October 4, 2012

15 Inspiring quotes from 'How life imitates chess' by Garry Kasparov

In 2007, Garry Kasparov, one of the greatest chess players ever, wrote the book How life imitates chess. In that book he looked back on his great career and he made comparisons between life and chess. The book contains some inspiring thoughts. Here are some quotes:
  1. You must know what questions to ask and ask them frequently
  2. Personal style is not generic software that you can download. You must instead recognize what works best for you and then, through trial and error, develop your own method- your own map.
  3. What am I trying to achieve and how does this move help me achieve it?
  4. Change can be essential, but it should only be made with careful consideration and just cause. Losing can persuade you to change what doesn't need to be changed, and winning can convince you everything is fine even if you are on the brink of disaster. 
  5. The virtue of innovation only rarely compensates for the vice of inadequacy.
  6. We must also avoid being distracted from our strategic path by the competition.
  7. The top achievers believe in themselves and their plans, and they work constantly to ensure those plans are worthy of their belief. 
  8. Questions are what matters.

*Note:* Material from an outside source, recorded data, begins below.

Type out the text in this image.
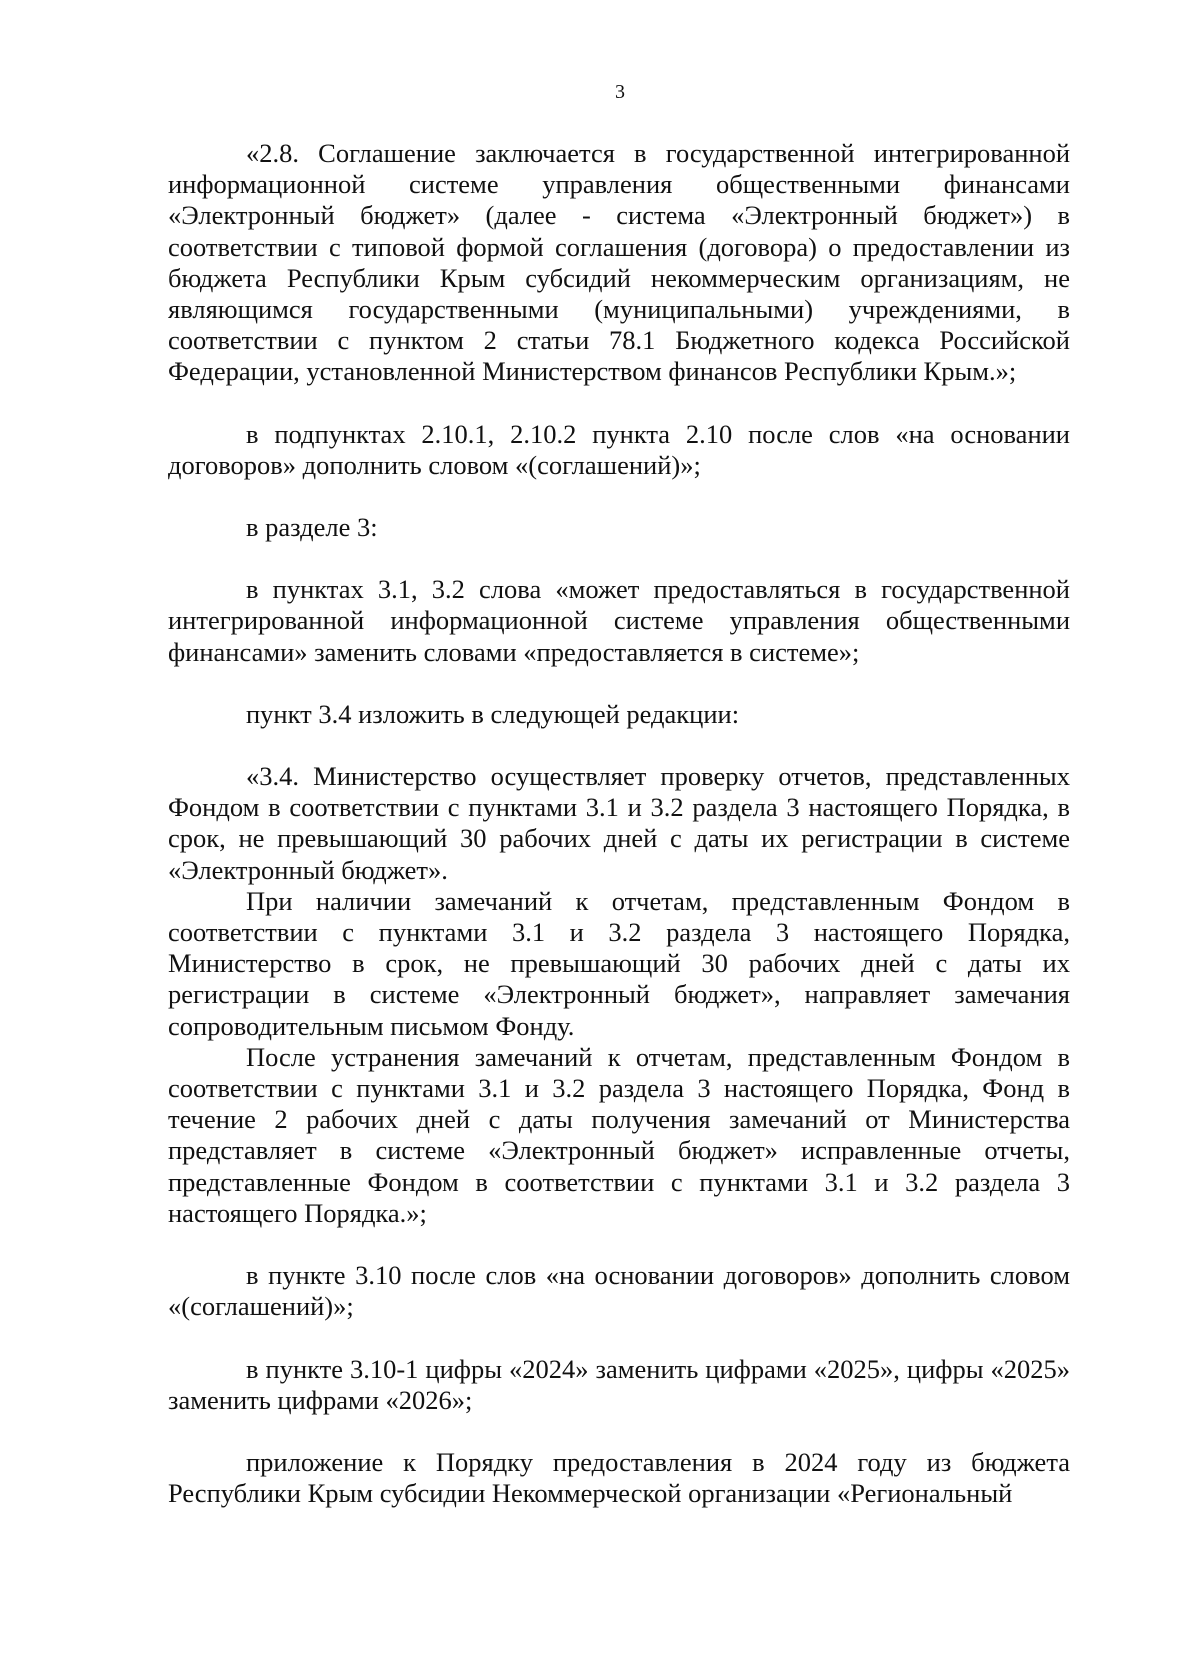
3

«2.8. Соглашение заключается в государственной интегрированной информационной системе управления общественными финансами «Электронный бюджет» (далее - система «Электронный бюджет») в соответствии с типовой формой соглашения (договора) о предоставлении из бюджета Республики Крым субсидий некоммерческим организациям, не являющимся государственными (муниципальными) учреждениями, в соответствии с пунктом 2 статьи 78.1 Бюджетного кодекса Российской Федерации, установленной Министерством финансов Республики Крым.»;

в подпунктах 2.10.1, 2.10.2 пункта 2.10 после слов «на основании договоров» дополнить словом «(соглашений)»;

в разделе 3:

в пунктах 3.1, 3.2 слова «может предоставляться в государственной интегрированной информационной системе управления общественными финансами» заменить словами «предоставляется в системе»;

пункт 3.4 изложить в следующей редакции:

«3.4. Министерство осуществляет проверку отчетов, представленных Фондом в соответствии с пунктами 3.1 и 3.2 раздела 3 настоящего Порядка, в срок, не превышающий 30 рабочих дней с даты их регистрации в системе «Электронный бюджет».

При наличии замечаний к отчетам, представленным Фондом в соответствии с пунктами 3.1 и 3.2 раздела 3 настоящего Порядка, Министерство в срок, не превышающий 30 рабочих дней с даты их регистрации в системе «Электронный бюджет», направляет замечания сопроводительным письмом Фонду.

После устранения замечаний к отчетам, представленным Фондом в соответствии с пунктами 3.1 и 3.2 раздела 3 настоящего Порядка, Фонд в течение 2 рабочих дней с даты получения замечаний от Министерства представляет в системе «Электронный бюджет» исправленные отчеты, представленные Фондом в соответствии с пунктами 3.1 и 3.2 раздела 3 настоящего Порядка.»;

в пункте 3.10 после слов «на основании договоров» дополнить словом «(соглашений)»;

в пункте 3.10-1 цифры «2024» заменить цифрами «2025», цифры «2025» заменить цифрами «2026»;

приложение к Порядку предоставления в 2024 году из бюджета Республики Крым субсидии Некоммерческой организации «Региональный
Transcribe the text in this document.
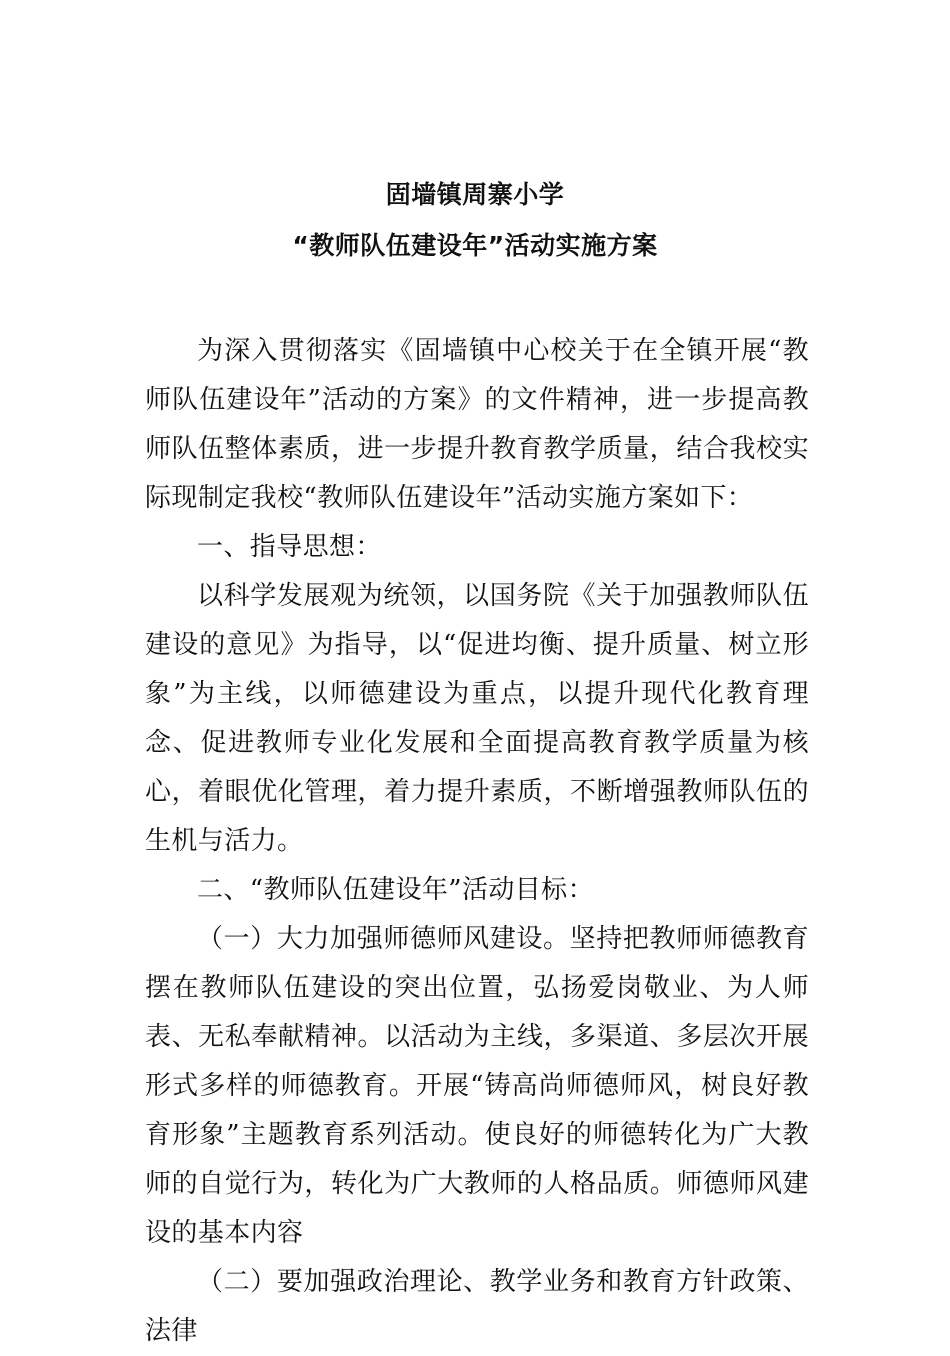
固墙镇周寨小学

“教师队伍建设年”活动实施方案

为深入贯彻落实《固墙镇中心校关于在全镇开展“教师队伍建设年”活动的方案》的文件精神，进一步提高教师队伍整体素质，进一步提升教育教学质量，结合我校实际现制定我校“教师队伍建设年”活动实施方案如下：

一、指导思想：

以科学发展观为统领，以国务院《关于加强教师队伍建设的意见》为指导，以“促进均衡、提升质量、树立形象”为主线，以师德建设为重点，以提升现代化教育理念、促进教师专业化发展和全面提高教育教学质量为核心，着眼优化管理，着力提升素质，不断增强教师队伍的生机与活力。

二、“教师队伍建设年”活动目标：

（一）大力加强师德师风建设。坚持把教师师德教育摆在教师队伍建设的突出位置，弘扬爱岗敬业、为人师表、无私奉献精神。以活动为主线，多渠道、多层次开展形式多样的师德教育。开展“铸高尚师德师风，树良好教育形象”主题教育系列活动。使良好的师德转化为广大教师的自觉行为，转化为广大教师的人格品质。师德师风建设的基本内容

（二）要加强政治理论、教学业务和教育方针政策、法律
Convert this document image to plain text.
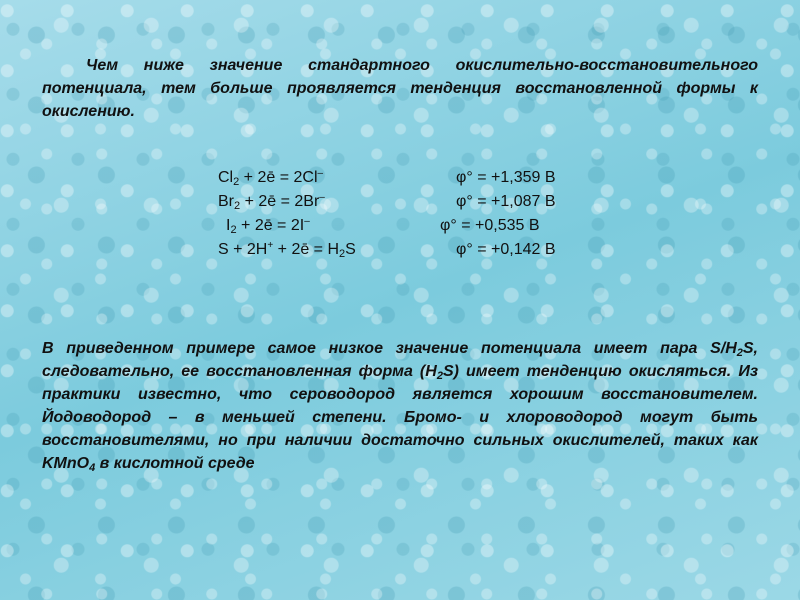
Чем ниже значение стандартного окислительно-восстановительного потенциала, тем больше проявляется тенденция восстановленной формы к окислению.
$Cl_2$ + 2ē = 2Cl–	φ° = +1,359 В
$Br_2$ + 2ē = 2Br–	φ° = +1,087 В
$I_2$ + 2ē = 2I–	φ° = +0,535 В
S + 2H+ + 2ē = $H_2S$	φ° = +0,142 В
В приведенном примере самое низкое значение потенциала имеет пара $S/H_2S$, следовательно, ее восстановленная форма $(H_2S)$ имеет тенденцию окисляться. Из практики известно, что сероводород является хорошим восстановителем. Йодоводород – в меньшей степени. Бромо- и хлороводород могут быть восстановителями, но при наличии достаточно сильных окислителей, таких как KMnO$_4$ в кислотной среде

Questions, and discovering the right ones, are the key to staying on course. 
  9. When we tackle a problem, we never start from scratch; we instinctively, even unconsciously, look for a past parallel. We work out the authenticity of the parallels and see if we can work out a similar recipe from these slightly different ingredients. 
  10. Steady effort pays off, even if not always in an immediate, tangible way.
  11. Everyone must create his own successful combinations with the ingredients he has. There are guidelines for what works, but each person has to discover what works for him. This doesn't happen by itself. Through practice and observation, you must take an active role in your own education. 
  12. Success and satisfaction may be our goals, but they can also lead to bad habits that will impede greater success and satisfaction.
  13. ... [Y]ou must train yourself to want to do it better even when things go right.
  14. It takes great willpower and self-confidence to surround ourselves with smart, talented people who we know will confront us. 
  15. When we regularly challenge ourselves with something new - even something not obviously related to our immediate goals - we build cognitive and emotional "muscles" that makes us more effective in every way.
Question: number 10 may be my favorite. What is yours?

9 comments:

  1. Number 2 is my favorite. Someone who was the best at something (chess) for so long can't help but have a lot to say about success.

    ReplyDelete
  2. Important addition...

    16. Courage is first of all human qualities because it guarantees all others.

    ReplyDelete
  3. Actuallly chess is greayer than life and Math is greater than chess

    ReplyDelete
  4. Ultimately, what separates a winner from a loser at the grandmaster level is the willingness to do the unthinkable. A brilliant strategy is, certainly, a matter of intelligence, but intelligence without audaciousness is not enough. Given the opportunity, I must have the guts to explode the game, to upend my opponent's thinking and, in so doing, unnerve him. So it is in business: One does not succeed by sticking to convention. When your opponent can easily anticipate every move you make, your strategy deteriorates and becomes commoditized.